Rappel : le livre d’Anatoli Kim, Notre père la forêt

Peinture au noir

J’aime suffisamment la peinture du Caravage pour avoir eu envie de voir la pièce qui l’évoque, Moi Caravage, qui passe actuellement au théâtre des Mathurins. Le 18 juillet 1610, sur une plage déserte non loin de Rome, Michelangelo Merisi, dit le Caravage, meurt dans des circonstances obscures. Assassiné ? Probablement. Pourquoi ? Par qui ? On ne sait. Dans la vie et dans la mort du maître du clair-obscur, tout est mystérieux. Il meurt à l’âge de 39 ans seulement mais laisse une œuvre imprégnée d’un réalisme brutal et d’un érotisme troublant qui marque à jamais la peinture.

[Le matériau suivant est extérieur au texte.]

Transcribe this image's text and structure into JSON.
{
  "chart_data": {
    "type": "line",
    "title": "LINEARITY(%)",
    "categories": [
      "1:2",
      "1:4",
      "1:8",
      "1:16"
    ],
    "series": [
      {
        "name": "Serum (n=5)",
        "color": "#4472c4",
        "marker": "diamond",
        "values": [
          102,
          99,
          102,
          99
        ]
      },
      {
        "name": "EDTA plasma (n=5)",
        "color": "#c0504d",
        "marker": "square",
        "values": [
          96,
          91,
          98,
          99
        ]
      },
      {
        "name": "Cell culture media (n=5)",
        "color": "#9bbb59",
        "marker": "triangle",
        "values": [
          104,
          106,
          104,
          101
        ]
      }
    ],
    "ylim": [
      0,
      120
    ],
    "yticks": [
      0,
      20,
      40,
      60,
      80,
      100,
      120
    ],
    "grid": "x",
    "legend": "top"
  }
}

Cesare Capitani incarne le Caravage

Cesare Capitani incarne le Caravage

Séduit par cette personnalité puissante et ténébreuse, Cesare Capitani, comédien et metteur en scène formé à l’École du Piccolo Teatro de Milan, est l’auteur et l’interprète de cette confession inspirée de l’ouvrage de Dominique Fernandez La Course à l’abîme (Grasset, 2003), sorte d’autobiographie imaginaire. C’est à l’occasion du 400e anniversaire de la mort du Caravage que la pièce a été créée au festival d’Avignon, le 18 juillet 2010.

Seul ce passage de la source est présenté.